The remaining case is $M$ symmetric with ${\rm tr}(M)=2$. In this case the set of solutions is $$S=\{\lambda M+A: A=-A^T,\lambda\in\mathbb{R}\}$$ Indeed, If $X=\lambda M+A$ then $$ X+X^T=\lambda(M+M^T)=2\lambda M $$ But this implies also that ${\rm tr}(X)=2\lambda$, So $X$ is a solution.

Conversely, If $X$ satisfies $X+X^T={\rm tr}(X)M$ then, $$ \left(X-\frac{1}{2}{\rm tr}(X)M\right)+\left(X-\frac{1}{2}{\rm tr}(X)M\right)^T=0 $$ So $X=\lambda M+A$ where $\lambda=\frac{1}{2}{\rm tr}(X)$ and $A=X-\frac{1}{2}\lambda M$. That is $X\in S$.

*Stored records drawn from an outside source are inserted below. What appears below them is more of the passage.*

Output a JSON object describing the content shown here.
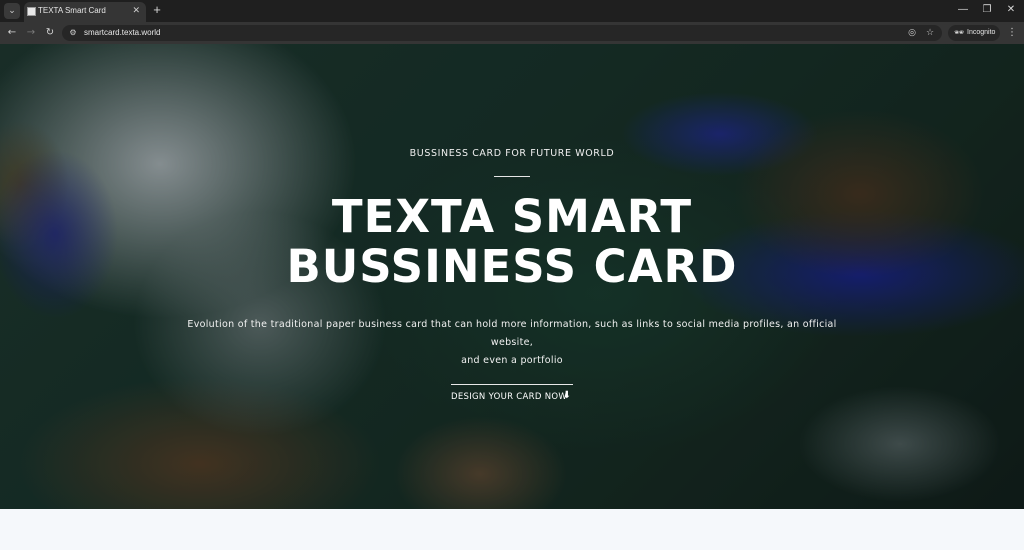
{
  "browser": {
    "tab": {
      "title": "TEXTA Smart Card",
      "close_glyph": "✕"
    },
    "new_tab_glyph": "+",
    "tab_search_glyph": "⌄",
    "window": {
      "minimize": "—",
      "restore": "❐",
      "close": "✕"
    },
    "nav": {
      "back": "←",
      "forward": "→",
      "reload": "↻"
    },
    "address": {
      "url": "smartcard.texta.world",
      "site_info_glyph": "⚙"
    },
    "icons": {
      "eye_off": "◎",
      "star": "☆",
      "menu": "⋮",
      "incognito": "🕶"
    },
    "incognito_label": "Incognito"
  },
  "hero": {
    "eyebrow": "BUSSINESS CARD FOR FUTURE WORLD",
    "headline_line1": "TEXTA SMART",
    "headline_line2": "BUSSINESS CARD",
    "description_line1": "Evolution of the traditional paper business card that can hold more information, such as links to social media profiles, an official website,",
    "description_line2": "and even a portfolio",
    "cta_label": "DESIGN YOUR CARD NOW",
    "cta_arrow": "⬇"
  }
}
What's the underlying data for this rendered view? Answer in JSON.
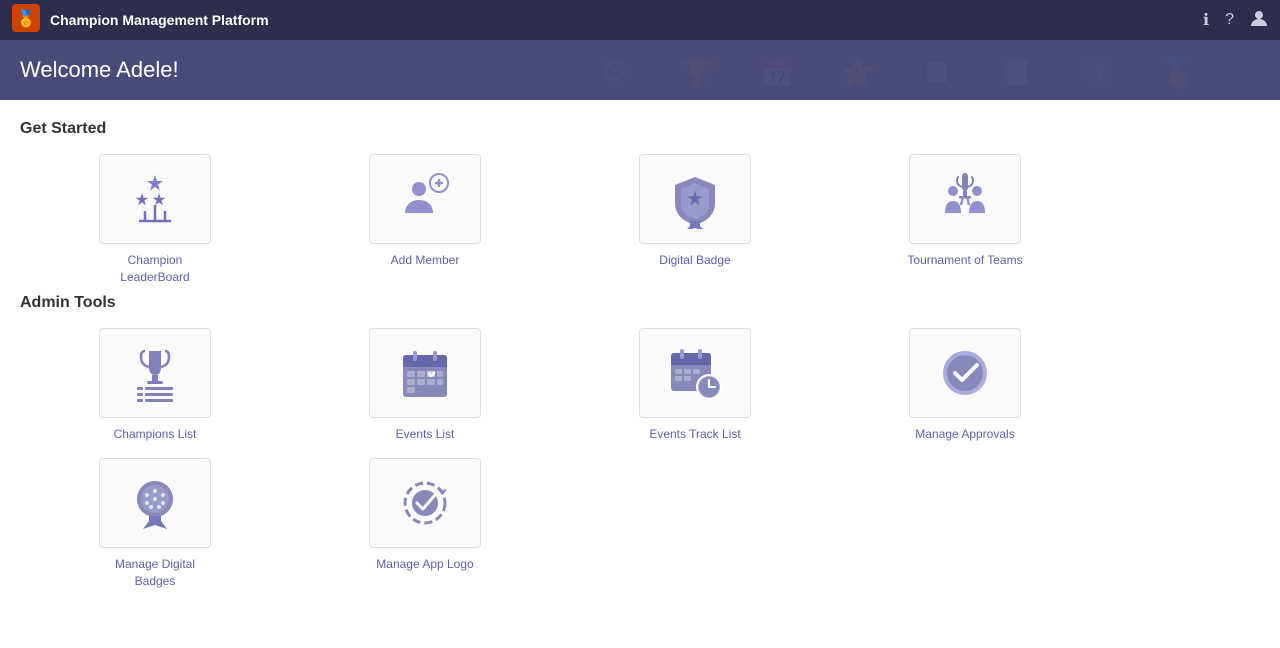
{
  "app": {
    "title": "Champion Management Platform",
    "logo_text": "🏆"
  },
  "topbar": {
    "icons": [
      "info",
      "help",
      "person"
    ]
  },
  "banner": {
    "welcome_text": "Welcome Adele!"
  },
  "get_started": {
    "section_title": "Get Started",
    "items": [
      {
        "id": "champion-leaderboard",
        "label": "Champion\nLeaderBoard",
        "icon": "trophy-stars"
      },
      {
        "id": "add-member",
        "label": "Add Member",
        "icon": "add-people"
      },
      {
        "id": "digital-badge",
        "label": "Digital Badge",
        "icon": "shield-badge"
      },
      {
        "id": "tournament-of-teams",
        "label": "Tournament of Teams",
        "icon": "team-trophy"
      }
    ]
  },
  "admin_tools": {
    "section_title": "Admin Tools",
    "items": [
      {
        "id": "champions-list",
        "label": "Champions List",
        "icon": "trophy-list"
      },
      {
        "id": "events-list",
        "label": "Events List",
        "icon": "calendar-check"
      },
      {
        "id": "events-track-list",
        "label": "Events Track List",
        "icon": "calendar-clock"
      },
      {
        "id": "manage-approvals",
        "label": "Manage Approvals",
        "icon": "approve-badge"
      },
      {
        "id": "manage-digital-badges",
        "label": "Manage Digital\nBadges",
        "icon": "medal-dots"
      },
      {
        "id": "manage-app-logo",
        "label": "Manage App Logo",
        "icon": "logo-check"
      }
    ]
  }
}
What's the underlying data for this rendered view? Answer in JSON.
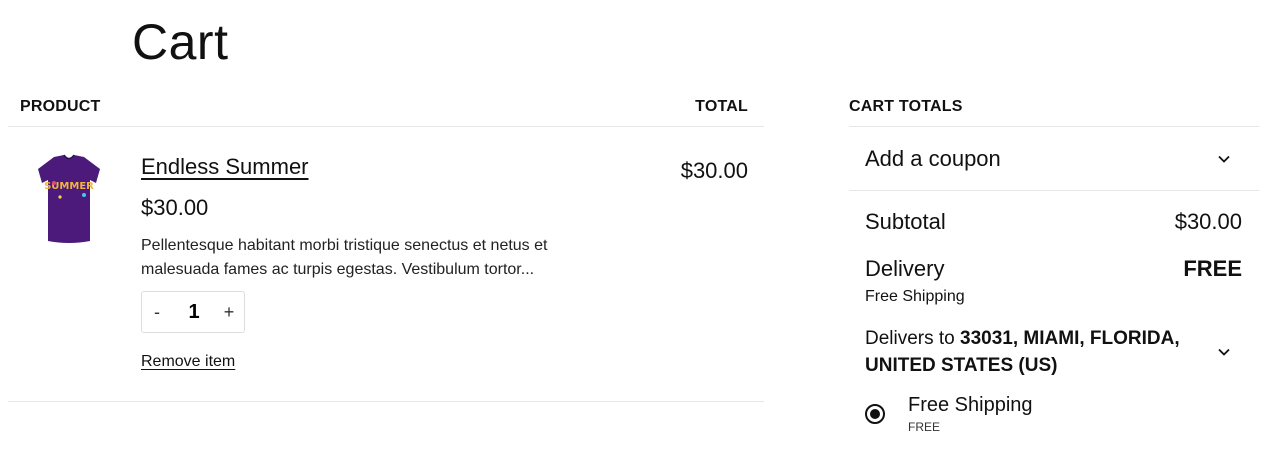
{
  "page": {
    "title": "Cart"
  },
  "table": {
    "col_product": "PRODUCT",
    "col_total": "TOTAL"
  },
  "items": [
    {
      "name": "Endless Summer",
      "price": "$30.00",
      "description": "Pellentesque habitant morbi tristique senectus et netus et malesuada fames ac turpis egestas. Vestibulum tortor...",
      "quantity": "1",
      "qty_minus": "-",
      "qty_plus": "+",
      "remove_label": "Remove item",
      "line_total": "$30.00",
      "thumbnail_text": "SUMMER",
      "thumbnail_color": "#4b1a7a"
    }
  ],
  "totals": {
    "title": "CART TOTALS",
    "coupon_label": "Add a coupon",
    "subtotal_label": "Subtotal",
    "subtotal_value": "$30.00",
    "delivery_label": "Delivery",
    "delivery_value": "FREE",
    "delivery_method": "Free Shipping",
    "delivers_to_prefix": "Delivers to",
    "delivers_to_address": "33031, MIAMI, FLORIDA, UNITED STATES (US)",
    "shipping_option_name": "Free Shipping",
    "shipping_option_price": "FREE",
    "shipping_option_selected": true
  },
  "icons": {
    "coupon_toggle": "chevron-down-icon",
    "address_toggle": "chevron-down-icon",
    "radio": "radio-selected-icon"
  }
}
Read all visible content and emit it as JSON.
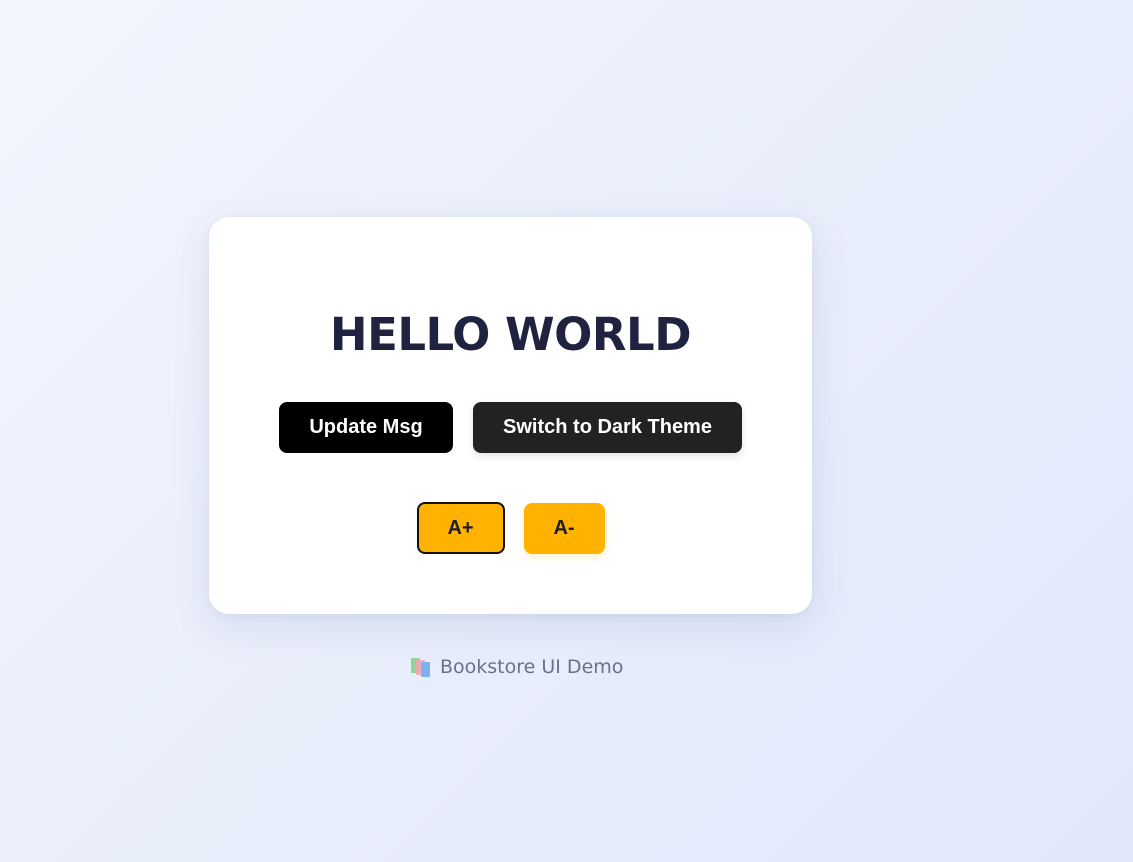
{
  "card": {
    "title": "HELLO WORLD",
    "buttons": {
      "update_label": "Update Msg",
      "theme_label": "Switch to Dark Theme"
    },
    "font_controls": {
      "increase_label": "A+",
      "decrease_label": "A-"
    }
  },
  "footer": {
    "icon": "books-icon",
    "text": "Bookstore UI Demo"
  },
  "colors": {
    "accent": "#ffb300",
    "title": "#1f2340",
    "primary_button": "#000000",
    "secondary_button": "#222222"
  }
}
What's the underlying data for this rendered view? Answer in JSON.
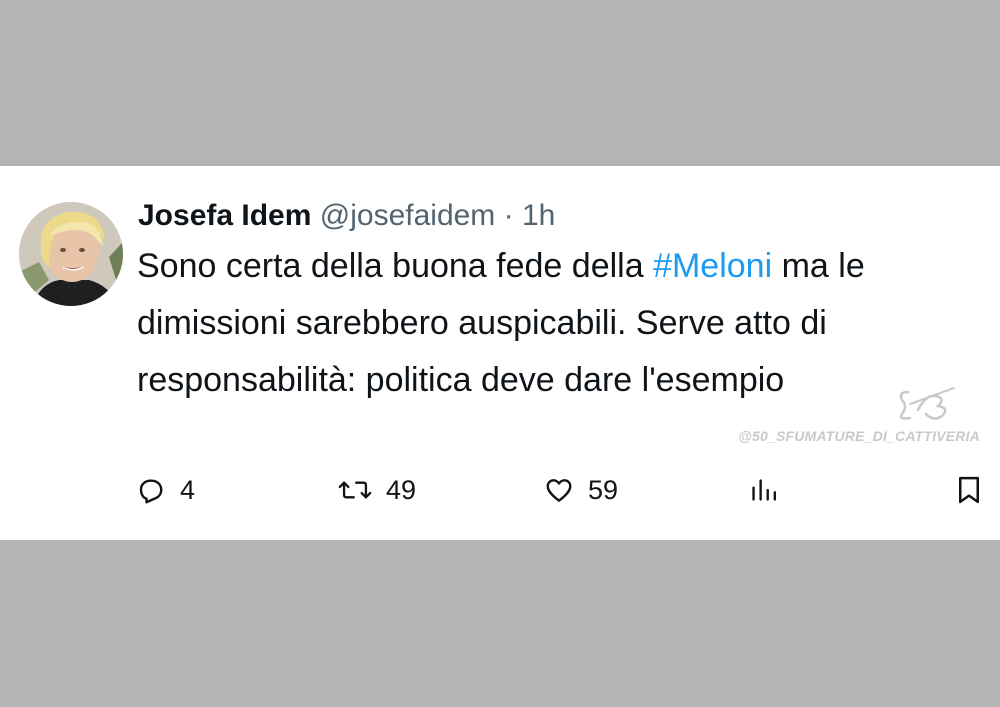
{
  "tweet": {
    "author_name": "Josefa Idem",
    "handle": "@josefaidem",
    "separator": "·",
    "time": "1h",
    "text_before": "Sono certa della buona fede della ",
    "hashtag": "#Meloni",
    "text_after": " ma le dimissioni sarebbero auspicabili. Serve atto di responsabilità: politica deve dare l'esempio"
  },
  "actions": {
    "reply_icon": "reply-icon",
    "reply_count": "4",
    "retweet_icon": "retweet-icon",
    "retweet_count": "49",
    "like_icon": "heart-icon",
    "like_count": "59",
    "views_icon": "views-icon",
    "bookmark_icon": "bookmark-icon"
  },
  "watermark": {
    "text": "@50_SFUMATURE_DI_CATTIVERIA"
  },
  "colors": {
    "background": "#b4b3b5",
    "card": "#ffffff",
    "text": "#0f1419",
    "secondary": "#536471",
    "hashtag": "#1d9bf0"
  }
}
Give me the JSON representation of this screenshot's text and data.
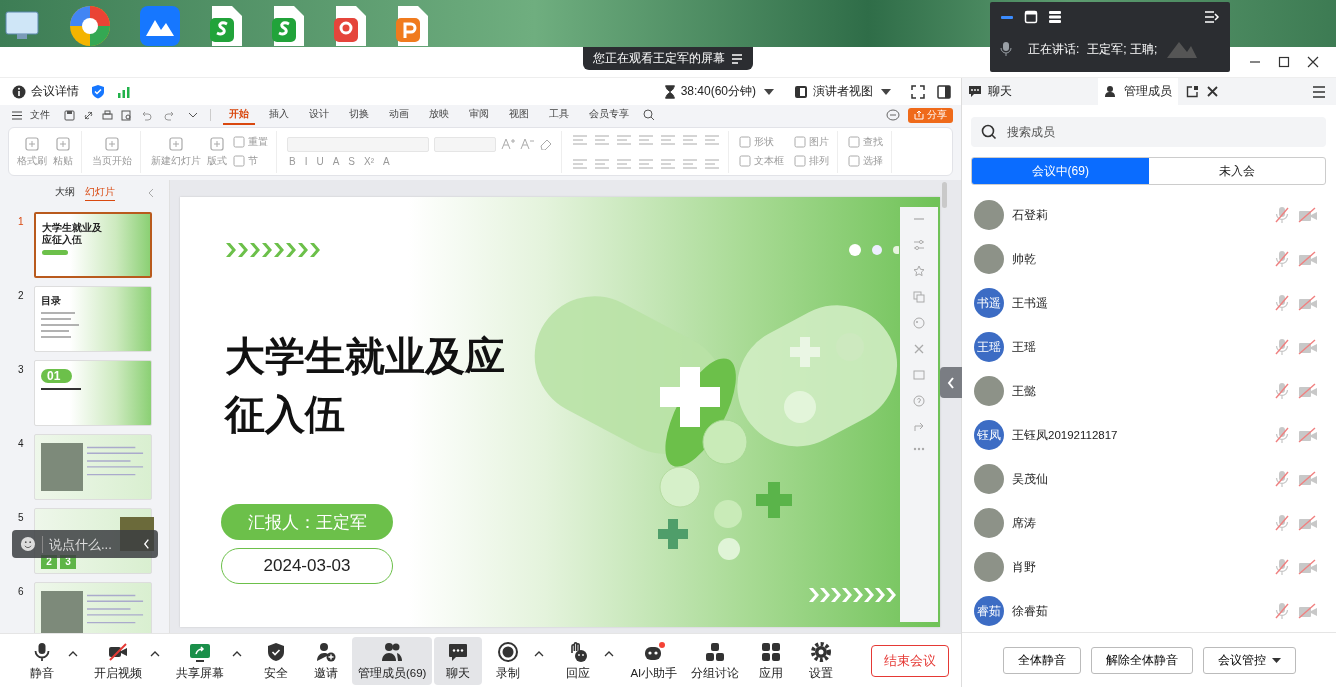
{
  "floating_panel": {
    "speaking_label": "正在讲话:",
    "speakers": "王定军; 王聃;"
  },
  "banner": {
    "text": "您正在观看王定军的屏幕"
  },
  "toolbar": {
    "meeting_info": "会议详情",
    "timer": "38:40(60分钟)",
    "view_mode": "演讲者视图"
  },
  "ribbon": {
    "file_menu": "文件",
    "menu_tabs": [
      {
        "label": "开始",
        "selected": true
      },
      {
        "label": "插入",
        "selected": false
      },
      {
        "label": "设计",
        "selected": false
      },
      {
        "label": "切换",
        "selected": false
      },
      {
        "label": "动画",
        "selected": false
      },
      {
        "label": "放映",
        "selected": false
      },
      {
        "label": "审阅",
        "selected": false
      },
      {
        "label": "视图",
        "selected": false
      },
      {
        "label": "工具",
        "selected": false
      },
      {
        "label": "会员专享",
        "selected": false
      }
    ],
    "share": "分享",
    "tool_groups": [
      {
        "kind": "tools",
        "items": [
          {
            "label": "格式刷",
            "kind": "big"
          },
          {
            "label": "粘贴",
            "kind": "big"
          }
        ]
      },
      {
        "kind": "tools",
        "items": [
          {
            "label": "当页开始",
            "kind": "big"
          }
        ]
      },
      {
        "kind": "tools",
        "items": [
          {
            "label": "新建幻灯片",
            "kind": "big"
          },
          {
            "label": "版式",
            "kind": "big"
          },
          {
            "label": "重置",
            "kind": "small"
          },
          {
            "label": "节",
            "kind": "small"
          }
        ]
      },
      {
        "kind": "font",
        "buttons": [
          "B",
          "I",
          "U",
          "A",
          "S",
          "X²",
          "A"
        ]
      },
      {
        "kind": "paragraph"
      },
      {
        "kind": "tools",
        "items": [
          {
            "label": "形状",
            "kind": "small"
          },
          {
            "label": "文本框",
            "kind": "small"
          },
          {
            "label": "图片",
            "kind": "small"
          },
          {
            "label": "排列",
            "kind": "small"
          }
        ]
      },
      {
        "kind": "tools",
        "items": [
          {
            "label": "查找",
            "kind": "small"
          },
          {
            "label": "选择",
            "kind": "small"
          }
        ]
      }
    ]
  },
  "slide_panel": {
    "tabs": [
      {
        "label": "大纲",
        "selected": false
      },
      {
        "label": "幻灯片",
        "selected": true
      }
    ],
    "thumbnails": [
      {
        "number": "1",
        "selected": true,
        "kind": "title",
        "title": "大学生就业及应征入伍"
      },
      {
        "number": "2",
        "selected": false,
        "kind": "contents",
        "title": "目录"
      },
      {
        "number": "3",
        "selected": false,
        "kind": "section",
        "title": "01"
      },
      {
        "number": "4",
        "selected": false,
        "kind": "photo"
      },
      {
        "number": "5",
        "selected": false,
        "kind": "steps",
        "steps": [
          "2",
          "3"
        ]
      },
      {
        "number": "6",
        "selected": false,
        "kind": "photo"
      }
    ]
  },
  "slide": {
    "title_lines": [
      "大学生就业及应",
      "征入伍"
    ],
    "reporter": "汇报人：王定军",
    "date": "2024-03-03"
  },
  "chat_input": {
    "placeholder": "说点什么..."
  },
  "right_panel": {
    "tabs": [
      {
        "label": "聊天",
        "selected": false
      },
      {
        "label": "管理成员",
        "selected": true
      }
    ],
    "search": {
      "placeholder": "搜索成员"
    },
    "segments": [
      {
        "label": "会议中(69)",
        "selected": true
      },
      {
        "label": "未入会",
        "selected": false
      }
    ],
    "members": [
      {
        "name": "石登莉",
        "kind": "photo",
        "muted": true,
        "camera_off": true
      },
      {
        "name": "帅乾",
        "kind": "photo",
        "muted": true,
        "camera_off": true
      },
      {
        "name": "王书遥",
        "kind": "initials",
        "initials": "书遥",
        "muted": true,
        "camera_off": true
      },
      {
        "name": "王瑶",
        "kind": "initials",
        "initials": "王瑶",
        "muted": true,
        "camera_off": true
      },
      {
        "name": "王懿",
        "kind": "photo",
        "muted": true,
        "camera_off": true
      },
      {
        "name": "王钰凤20192112817",
        "kind": "initials",
        "initials": "钰凤",
        "muted": true,
        "camera_off": true
      },
      {
        "name": "吴茂仙",
        "kind": "photo",
        "muted": true,
        "camera_off": true
      },
      {
        "name": "席涛",
        "kind": "photo",
        "muted": true,
        "camera_off": true
      },
      {
        "name": "肖野",
        "kind": "photo",
        "muted": true,
        "camera_off": true
      },
      {
        "name": "徐睿茹",
        "kind": "initials",
        "initials": "睿茹",
        "muted": true,
        "camera_off": true
      }
    ],
    "actions": [
      {
        "label": "全体静音",
        "kind": "button"
      },
      {
        "label": "解除全体静音",
        "kind": "button"
      },
      {
        "label": "会议管控",
        "kind": "dropdown"
      }
    ]
  },
  "bottom_bar": {
    "items": [
      {
        "label": "静音",
        "kind": "mic",
        "has_menu": true,
        "active": false
      },
      {
        "label": "开启视频",
        "kind": "camera",
        "has_menu": true,
        "active": false
      },
      {
        "label": "共享屏幕",
        "kind": "share",
        "has_menu": true,
        "active": false
      },
      {
        "label": "安全",
        "kind": "shield",
        "has_menu": false,
        "active": false
      },
      {
        "label": "邀请",
        "kind": "invite",
        "has_menu": false,
        "active": false
      },
      {
        "label": "管理成员(69)",
        "kind": "members",
        "has_menu": false,
        "active": true
      },
      {
        "label": "聊天",
        "kind": "chat",
        "has_menu": false,
        "active": true
      },
      {
        "label": "录制",
        "kind": "record",
        "has_menu": true,
        "active": false
      },
      {
        "label": "回应",
        "kind": "hand",
        "has_menu": true,
        "active": false
      },
      {
        "label": "AI小助手",
        "kind": "robot",
        "has_menu": false,
        "active": false
      },
      {
        "label": "分组讨论",
        "kind": "groups",
        "has_menu": false,
        "active": false
      },
      {
        "label": "应用",
        "kind": "apps",
        "has_menu": false,
        "active": false
      },
      {
        "label": "设置",
        "kind": "gear",
        "has_menu": false,
        "active": false
      }
    ],
    "end_button": "结束会议"
  }
}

From the equation: $$ \begin{align} X+X^T&=tr(X)M \tag{1}\\ \end{align}$$

it follows that solutions only exist if $M=M^T$, that is $M$ is symmetric, and if $tr(M)=2$.

Define $$X+X^T=2\,S,\quad X-X^T=2\,A\quad \left[S=S^T,\,A=-A^T,\,tr(A)=0\right]$$ then $$X=S+A$$ and it follows that $(1)$ becomes: $$ \begin{align} 2\,S&=tr(S)M \tag{2}\\ \end{align}$$ hence your general solution is of the form: $$X=aM+A \tag{3}$$ where $a$ is some constant and $A$ is any antisymmetric matrix. To test, insert the solution $(3)$ into $(1)$ to get: $$\begin{align} a\left(M+M^T\right)+A+A^T&=a\,tr(M)M \\ a2M&=a2M \end{align}$$